Seb hadn’t appeared that morning-- disappeared with Laurel and Morten Leroy and the rest of Laurel’s guests, and Polly didn’t know if that meant he’d escaped-- if, with Morten defeated, there was no need for him. Or if with Tom freed, Laurel had taken him in his place. It was an unpleasant thought, and she felt guilty that she hadn’t thought of it earlier.

Poor Seb, she thought. Except that he wasn’t poor, and looking back, she could see how much he’d made use of Laurel and Morten Leroy’s power and influence. Not just the magical stuff, but the money as well. He’d been afraid, but not enough to try to escape like Tom had-- only enough to work very hard to make sure someone else died instead of him.

She wasn’t sure now why she’d agreed to date him, why she’d agreed to marry him. He had been handsome and clever and wanted her-- so very much the sort of person she should fall in love with, that she’d never quite realised that she didn’t love him at all. And Laurel had taken away anything she could have used for comparison, so all she really had to go on was that it wasn’t like her parents’ way of being in love, which had made it seem like the good kind of being in love, just by comparison.

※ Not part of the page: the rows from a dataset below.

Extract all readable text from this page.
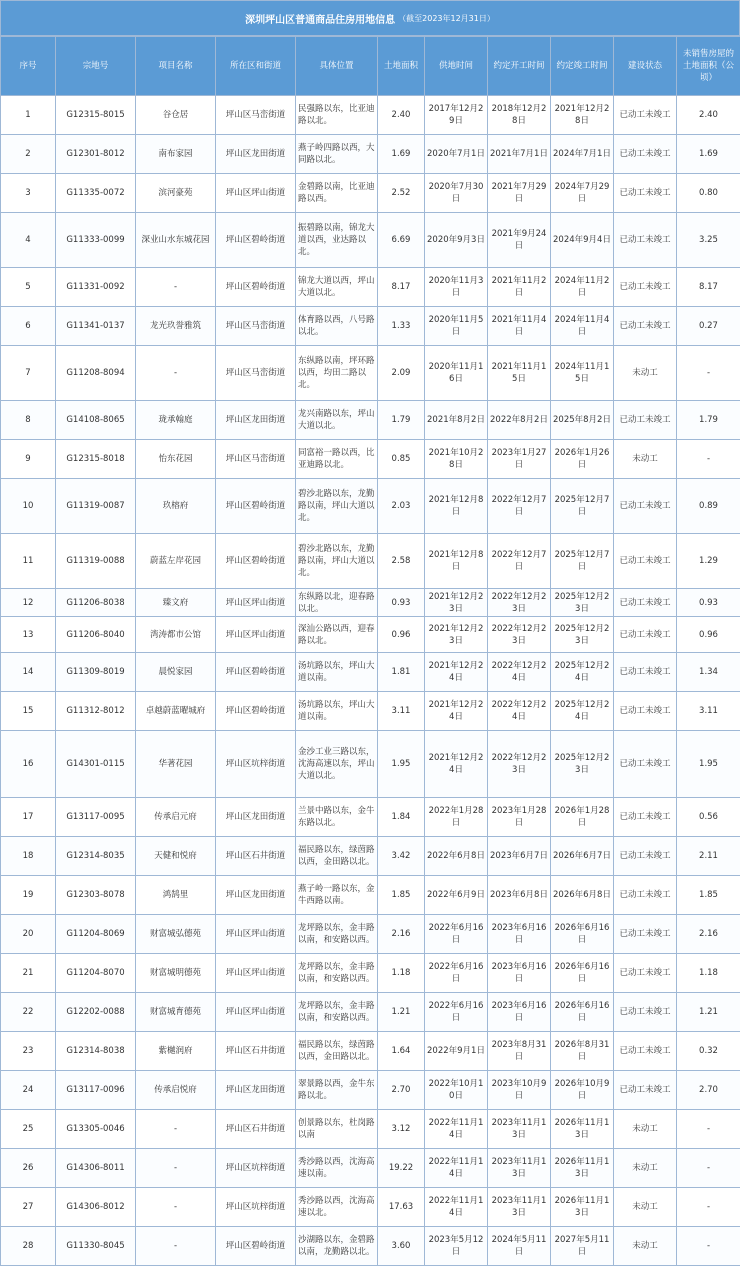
深圳坪山区普通商品住房用地信息 （截至2023年12月31日）
序号	宗地号	项目名称	所在区和街道	具体位置	土地面积	供地时间	约定开工时间	约定竣工时间	建设状态	未销售房屋的土地面积（公顷）
1	G12315-8015	谷仓居	坪山区马峦街道	民强路以东，比亚迪路以北。	2.40	2017年12月29日	2018年12月28日	2021年12月28日	已动工未竣工	2.40
2	G12301-8012	南布家园	坪山区龙田街道	燕子岭四路以西，大同路以北。	1.69	2020年7月1日	2021年7月1日	2024年7月1日	已动工未竣工	1.69
3	G11335-0072	滨河豪苑	坪山区坪山街道	金碧路以南，比亚迪路以西。	2.52	2020年7月30日	2021年7月29日	2024年7月29日	已动工未竣工	0.80
4	G11333-0099	深业山水东城花园	坪山区碧岭街道	振碧路以南，锦龙大道以西，业达路以北。	6.69	2020年9月3日	2021年9月24日	2024年9月4日	已动工未竣工	3.25
5	G11331-0092	-	坪山区碧岭街道	锦龙大道以西，坪山大道以北。	8.17	2020年11月3日	2021年11月2日	2024年11月2日	已动工未竣工	8.17
6	G11341-0137	龙光玖誉雅筑	坪山区马峦街道	体育路以西，八号路以北。	1.33	2020年11月5日	2021年11月4日	2024年11月4日	已动工未竣工	0.27
7	G11208-8094	-	坪山区马峦街道	东纵路以南，坪环路以西，均田二路以北。	2.09	2020年11月16日	2021年11月15日	2024年11月15日	未动工	-
8	G14108-8065	珑承翰庭	坪山区龙田街道	龙兴南路以东，坪山大道以北。	1.79	2021年8月2日	2022年8月2日	2025年8月2日	已动工未竣工	1.79
9	G12315-8018	怡东花园	坪山区马峦街道	同富裕一路以西，比亚迪路以北。	0.85	2021年10月28日	2023年1月27日	2026年1月26日	未动工	-
10	G11319-0087	玖榕府	坪山区碧岭街道	碧沙北路以东，龙勤路以南，坪山大道以北。	2.03	2021年12月8日	2022年12月7日	2025年12月7日	已动工未竣工	0.89
11	G11319-0088	蔚蓝左岸花园	坪山区碧岭街道	碧沙北路以东，龙勤路以南，坪山大道以北。	2.58	2021年12月8日	2022年12月7日	2025年12月7日	已动工未竣工	1.29
12	G11206-8038	臻文府	坪山区坪山街道	东纵路以北，迎春路以北。	0.93	2021年12月23日	2022年12月23日	2025年12月23日	已动工未竣工	0.93
13	G11206-8040	湾涛都市公馆	坪山区坪山街道	深汕公路以西，迎春路以北。	0.96	2021年12月23日	2022年12月23日	2025年12月23日	已动工未竣工	0.96
14	G11309-8019	晨悦家园	坪山区碧岭街道	汤坑路以东，坪山大道以南。	1.81	2021年12月24日	2022年12月24日	2025年12月24日	已动工未竣工	1.34
15	G11312-8012	卓越蔚蓝曜城府	坪山区碧岭街道	汤坑路以东，坪山大道以南。	3.11	2021年12月24日	2022年12月24日	2025年12月24日	已动工未竣工	3.11
16	G14301-0115	华著花园	坪山区坑梓街道	金沙工业三路以东，沈海高速以东，坪山大道以北。	1.95	2021年12月24日	2022年12月23日	2025年12月23日	已动工未竣工	1.95
17	G13117-0095	传承启元府	坪山区龙田街道	兰景中路以东，金牛东路以北。	1.84	2022年1月28日	2023年1月28日	2026年1月28日	已动工未竣工	0.56
18	G12314-8035	天健和悦府	坪山区石井街道	福民路以东，绿茵路以西，金田路以北。	3.42	2022年6月8日	2023年6月7日	2026年6月7日	已动工未竣工	2.11
19	G12303-8078	鸿鹄里	坪山区龙田街道	燕子岭一路以东，金牛西路以南。	1.85	2022年6月9日	2023年6月8日	2026年6月8日	已动工未竣工	1.85
20	G11204-8069	财富城弘德苑	坪山区坪山街道	龙坪路以东，金丰路以南，和安路以西。	2.16	2022年6月16日	2023年6月16日	2026年6月16日	已动工未竣工	2.16
21	G11204-8070	财富城明德苑	坪山区坪山街道	龙坪路以东，金丰路以南，和安路以西。	1.18	2022年6月16日	2023年6月16日	2026年6月16日	已动工未竣工	1.18
22	G12202-0088	财富城育德苑	坪山区坪山街道	龙坪路以东，金丰路以南，和安路以西。	1.21	2022年6月16日	2023年6月16日	2026年6月16日	已动工未竣工	1.21
23	G12314-8038	紫樾润府	坪山区石井街道	福民路以东，绿茵路以西，金田路以北。	1.64	2022年9月1日	2023年8月31日	2026年8月31日	已动工未竣工	0.32
24	G13117-0096	传承启悦府	坪山区龙田街道	翠景路以西，金牛东路以北。	2.70	2022年10月10日	2023年10月9日	2026年10月9日	已动工未竣工	2.70
25	G13305-0046	-	坪山区石井街道	创景路以东，杜岗路以南	3.12	2022年11月14日	2023年11月13日	2026年11月13日	未动工	-
26	G14306-8011	-	坪山区坑梓街道	秀沙路以西，沈海高速以南。	19.22	2022年11月14日	2023年11月13日	2026年11月13日	未动工	-
27	G14306-8012	-	坪山区坑梓街道	秀沙路以西，沈海高速以北。	17.63	2022年11月14日	2023年11月13日	2026年11月13日	未动工	-
28	G11330-8045	-	坪山区碧岭街道	沙湖路以东，金碧路以南，龙勤路以北。	3.60	2023年5月12日	2024年5月11日	2027年5月11日	未动工	-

Tom that made her feel anxious and protective and fierce and so much more herself than she was with almost anyone-- the Polly that she wanted to be, the Polly that she liked being best. Tom that she'd had a crush on, before she even knew what that was. Tom, that felt like he was hers to protect, to watch out for, to help be happy.

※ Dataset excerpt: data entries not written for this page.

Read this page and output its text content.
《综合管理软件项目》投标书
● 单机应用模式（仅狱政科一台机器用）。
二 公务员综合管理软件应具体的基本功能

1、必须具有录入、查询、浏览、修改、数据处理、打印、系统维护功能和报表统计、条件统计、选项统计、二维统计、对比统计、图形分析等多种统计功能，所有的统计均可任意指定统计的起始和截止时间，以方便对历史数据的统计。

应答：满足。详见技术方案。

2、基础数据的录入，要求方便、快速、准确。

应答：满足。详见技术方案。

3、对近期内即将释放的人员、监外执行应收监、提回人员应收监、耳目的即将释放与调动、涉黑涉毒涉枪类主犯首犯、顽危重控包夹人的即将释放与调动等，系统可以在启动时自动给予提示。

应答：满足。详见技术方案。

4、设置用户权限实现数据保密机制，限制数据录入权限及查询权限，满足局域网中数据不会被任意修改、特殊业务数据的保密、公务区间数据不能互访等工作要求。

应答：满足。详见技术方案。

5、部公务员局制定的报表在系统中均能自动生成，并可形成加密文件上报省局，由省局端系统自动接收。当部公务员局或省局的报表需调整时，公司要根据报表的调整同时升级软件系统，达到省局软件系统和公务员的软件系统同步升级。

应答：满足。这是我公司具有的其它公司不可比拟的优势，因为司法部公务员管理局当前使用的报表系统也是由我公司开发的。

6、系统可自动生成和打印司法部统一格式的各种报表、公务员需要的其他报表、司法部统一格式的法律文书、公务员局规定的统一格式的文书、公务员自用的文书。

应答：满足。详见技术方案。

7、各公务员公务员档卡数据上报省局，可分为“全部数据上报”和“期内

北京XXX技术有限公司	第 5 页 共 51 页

Seb hadn’t been her boyfriend, so much as she’d been his girlfriend and then his fiancee. She'd felt very clearly that she was Seb's Girlfriend, to his friends, to his work colleagues. She'd been there to be… well, lovely, he'd called her, and to love him and to be clever enough to make him look cleverer. She'd been Seb's Polly, a little bookish, but the kind of girl that someone like Seb would date.

She thought about how she'd never particularly not wanted to kiss Seb, exactly, in that second set of memories. How it had been a bit clumsy at first, but okay, and then better, as they got better at it, and she'd never, not once, thought that she wanted to kiss him enough to risk him not kissing her back. She hadn't been particularly anxious about it, not even the first time they'd—she hesitated over had sex or made love, what she’d thought then warring with what she thought now. She’d wanted to do it, but not because it was with Seb.

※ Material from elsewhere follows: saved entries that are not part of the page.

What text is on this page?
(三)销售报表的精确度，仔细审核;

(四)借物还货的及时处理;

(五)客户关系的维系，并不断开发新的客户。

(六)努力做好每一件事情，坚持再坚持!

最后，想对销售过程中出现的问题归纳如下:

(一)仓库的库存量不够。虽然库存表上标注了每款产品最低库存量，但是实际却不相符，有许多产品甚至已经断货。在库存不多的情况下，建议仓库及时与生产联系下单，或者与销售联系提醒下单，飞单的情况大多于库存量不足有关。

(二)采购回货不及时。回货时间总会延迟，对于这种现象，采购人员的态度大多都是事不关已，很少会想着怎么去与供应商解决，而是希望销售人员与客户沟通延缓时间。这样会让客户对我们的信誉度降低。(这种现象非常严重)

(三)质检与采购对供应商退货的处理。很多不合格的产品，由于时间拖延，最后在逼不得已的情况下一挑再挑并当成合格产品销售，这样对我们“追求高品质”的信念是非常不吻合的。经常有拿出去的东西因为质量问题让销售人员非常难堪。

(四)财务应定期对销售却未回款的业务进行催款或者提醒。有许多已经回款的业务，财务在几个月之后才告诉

Tom-- he might not want her, in the clear light of day. She didn’t think it was likely, but it was possible, that he’d kissed her in the moment, that he didn’t feel that same click of rightness as they fitted into position next to each other. But it occurred to Polly that she’d always be aware of the lack of it-- that she’d look for it, know what it felt like and recognise it when it wasn’t there. She’d never slot herself into the space somebody else made for her, dull her edges to fit there.

And she’d always be Tom’s Polly, because Tom’s Polly was also Polly’s Polly, her own Hero.

“You look dreamy,” Fiona said, a little enviously. “You’re going to be like this the rest of the week, aren’t you?”

“Longer,” Polly said. “Hopefully years.”